Sofuoglu: Am Rennwochenende hat der Ramadan Pause

Der Türke Kenan Sofuoglu ist auf dem Weg zu seinem dritten Supersport-WM-Titel und gibt Einblick in seine Rituale als Moslem und Rennfahrer

(Motorsport-Total.com) - Kenan Sofuoglu befindet sich nach diversen Schicksalsschlägen im Verlauf der zurückliegenden Jahre auf dem Weg, nach 2007 und 2010 zum dritten Mal die Supersport-Weltmeisterschaft zu gewinnen. In Diensten des Lorenzini-Kawasaki-Teams führt der Türke bei noch drei ausstehenden Saisonstationen die Gesamtwertung an und glaubt, "im derzeit besten Team zu fahren". Seine beiden bisherigen Titel hatte Sofuoglu auf einer Honda eingefahren.

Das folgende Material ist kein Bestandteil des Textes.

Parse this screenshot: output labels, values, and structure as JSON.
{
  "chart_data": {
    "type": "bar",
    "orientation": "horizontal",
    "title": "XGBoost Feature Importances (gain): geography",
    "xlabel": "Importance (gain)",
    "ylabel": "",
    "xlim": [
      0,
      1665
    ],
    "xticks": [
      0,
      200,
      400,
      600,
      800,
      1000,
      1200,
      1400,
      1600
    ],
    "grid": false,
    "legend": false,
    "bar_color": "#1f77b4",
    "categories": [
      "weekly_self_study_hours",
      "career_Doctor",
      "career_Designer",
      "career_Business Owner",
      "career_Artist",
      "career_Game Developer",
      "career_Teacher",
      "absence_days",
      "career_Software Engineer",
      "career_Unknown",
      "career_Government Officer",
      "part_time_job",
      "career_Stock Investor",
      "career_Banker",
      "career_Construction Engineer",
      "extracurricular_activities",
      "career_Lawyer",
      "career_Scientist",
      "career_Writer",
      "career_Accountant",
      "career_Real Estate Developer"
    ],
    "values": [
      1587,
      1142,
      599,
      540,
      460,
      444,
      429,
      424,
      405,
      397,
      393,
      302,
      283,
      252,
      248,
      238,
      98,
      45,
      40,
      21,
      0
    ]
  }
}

Titel-Bild zur News: Kenan Sofuoglu

Kawasaki-Pilot Kenan Sofuoglu steht vor seinem dritten Supersport-WM-Titel Zoom

Die Karriere des heute 28-Jährigen verlief nicht immer reibungslos. Als jüngster von drei Brüdern hatte Kenan genau wie Bahattin und Sinan einen schweren Stand, da Motorradfahren lange Zeit als zu gefährlich erachtet wurde. "Natürlich ist der Rennsport gefährlich, genau wie auch das Leben gefährlich ist", sagt der zweifache Supersport-Weltmeister und erinnert sich, dass in Bezug auf ihn und seine beiden ebenfalls Rennen fahrenden Brüder "oft nicht verstanden wurde, dass wir auf speziellen Strecken antreten und einen speziellen Sport ausüben".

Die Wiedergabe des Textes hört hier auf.